Journaliste : ...juste pour
la protection, parce que vous dites que vous voulez protéger la Gaspésie, mais
le directeur général des élections a dit : Si on protège la Gaspésie, on
va juste faire : Ah! Bien, on va se tourner vers la région ou l'autre
région suivante, que ce soit la Côte-Nord ou l'Abitibi.
Mme Blanchette Vézina : Et
c'est pour ça qu'il faut revoir les critères de la loi. C'est ce qui est...
c'est ce qui est nommé aussi par... par la cour.

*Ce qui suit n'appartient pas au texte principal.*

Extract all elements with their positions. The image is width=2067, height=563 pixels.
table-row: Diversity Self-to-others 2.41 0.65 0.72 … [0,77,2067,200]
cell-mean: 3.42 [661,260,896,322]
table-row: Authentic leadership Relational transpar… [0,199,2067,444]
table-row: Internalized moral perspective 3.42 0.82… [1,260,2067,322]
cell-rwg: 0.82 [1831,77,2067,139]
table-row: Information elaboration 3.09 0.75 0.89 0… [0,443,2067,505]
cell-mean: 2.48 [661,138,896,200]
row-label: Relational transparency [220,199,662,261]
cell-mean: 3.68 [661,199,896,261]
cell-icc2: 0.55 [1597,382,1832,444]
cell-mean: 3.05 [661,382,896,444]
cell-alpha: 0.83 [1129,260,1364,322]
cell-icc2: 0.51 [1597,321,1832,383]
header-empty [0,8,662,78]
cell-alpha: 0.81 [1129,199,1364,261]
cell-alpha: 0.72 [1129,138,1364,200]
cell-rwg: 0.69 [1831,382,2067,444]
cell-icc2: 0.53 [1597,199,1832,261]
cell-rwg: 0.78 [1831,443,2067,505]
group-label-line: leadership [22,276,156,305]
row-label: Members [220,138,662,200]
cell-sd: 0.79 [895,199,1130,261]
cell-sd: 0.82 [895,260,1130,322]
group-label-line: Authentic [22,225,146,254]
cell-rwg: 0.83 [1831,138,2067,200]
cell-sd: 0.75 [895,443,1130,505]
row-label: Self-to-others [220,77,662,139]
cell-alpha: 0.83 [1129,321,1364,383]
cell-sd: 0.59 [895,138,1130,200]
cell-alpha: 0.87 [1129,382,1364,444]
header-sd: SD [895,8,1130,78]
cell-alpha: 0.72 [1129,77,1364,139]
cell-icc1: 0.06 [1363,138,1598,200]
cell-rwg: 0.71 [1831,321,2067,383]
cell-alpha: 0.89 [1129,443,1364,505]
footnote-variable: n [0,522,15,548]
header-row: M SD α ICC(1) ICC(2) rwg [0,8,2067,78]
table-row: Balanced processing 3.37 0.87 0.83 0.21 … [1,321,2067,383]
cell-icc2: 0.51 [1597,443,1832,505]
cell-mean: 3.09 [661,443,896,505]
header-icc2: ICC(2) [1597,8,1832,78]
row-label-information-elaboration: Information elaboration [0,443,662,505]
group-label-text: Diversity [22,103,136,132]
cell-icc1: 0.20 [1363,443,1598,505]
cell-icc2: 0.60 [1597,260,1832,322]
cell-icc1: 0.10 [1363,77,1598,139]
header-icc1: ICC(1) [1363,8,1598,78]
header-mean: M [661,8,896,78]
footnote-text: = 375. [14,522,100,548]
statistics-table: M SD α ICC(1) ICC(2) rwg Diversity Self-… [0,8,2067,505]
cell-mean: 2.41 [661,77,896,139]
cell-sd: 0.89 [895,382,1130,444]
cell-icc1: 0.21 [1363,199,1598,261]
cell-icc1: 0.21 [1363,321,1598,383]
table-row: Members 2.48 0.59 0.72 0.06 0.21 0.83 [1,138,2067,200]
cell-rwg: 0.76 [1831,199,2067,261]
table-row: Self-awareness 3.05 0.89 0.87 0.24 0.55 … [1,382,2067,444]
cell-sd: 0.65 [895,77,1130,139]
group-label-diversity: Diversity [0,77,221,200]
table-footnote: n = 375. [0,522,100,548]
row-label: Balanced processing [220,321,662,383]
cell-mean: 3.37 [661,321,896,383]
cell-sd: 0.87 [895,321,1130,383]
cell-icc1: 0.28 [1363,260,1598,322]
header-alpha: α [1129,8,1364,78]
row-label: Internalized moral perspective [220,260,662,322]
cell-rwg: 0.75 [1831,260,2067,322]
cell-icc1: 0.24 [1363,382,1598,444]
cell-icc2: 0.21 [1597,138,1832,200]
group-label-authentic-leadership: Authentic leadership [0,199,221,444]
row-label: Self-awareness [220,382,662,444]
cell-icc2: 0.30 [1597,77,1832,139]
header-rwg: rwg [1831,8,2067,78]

Journaliste : Mais ce que je
voulais dire, c'est que si vous décidez de protéger toutes les régions mais pas
Montréal, ça aussi, c'est un choix politique qui peut être avantageux ou pas
pour une formation, non?
Mme Blanchette Vézina : Mais
je pense qu'à l'unanimité les partis politiques ont dit : En attendant de
revoir les critères, protégeons le poids politique de la Gaspésie. C'est des
comtés qui sont plus grands que des pays, là, rappelons-nous ça. Ce n'est pas
la même situation à Montréal, où un comté peut être marché, là, à pied. Je
prends l'exemple de... du comté de Gaspé, là, c'est 3 heures, là, faire le
tour, faire la route, là, ce n'est pas 3 heures, c'est 3 heures faire
une route d'un côté, c'est 6 heures, c'est gros en ce moment. Alors,
imaginez. Puis, il y a d'autres comtés qui à mon avis, puis pas juste à mon
avis, même à l'avis de la commission, sont trop grands d'un point de vue
géographique et ils sont déjà protégés par la commission, en disant : on
ne peut pas l'étendre davantage. Donc, c'est ce qu'on vient faire pour la
Gaspésie, c'est ce qu'on propose. Moi, je questionne en ce moment ce qui se
passe comme négociations, parce que ce sont des dérives démocratiques qui
peuvent être dangereuses dans une société de droit, comme on a.
Journaliste : ...est
important et même primordial pour que ça aille de l'avant. Est-ce que vous...
On comprend que vous n'hésiterez pas à ne pas donner votre appui s'il y a
quelque chose qui ne vous plaît pas dans le projet de loi.
Mme Blanchette Vézina : Bien,
comme je l'ai dit, en plus, j'ai une formation d'avocate, là, moi, je ne vois
pas pourquoi on viendrait tripoter des comtés à six mois des élections, alors
que l'intérêt derrière ça n'est pas de protéger la démocratie ou protéger le
poids politique de la Gaspésie. Alors, je vais regarder ce qu'il y aura dans le
projet de loi puis je... vous verrez pour la suite. Merci.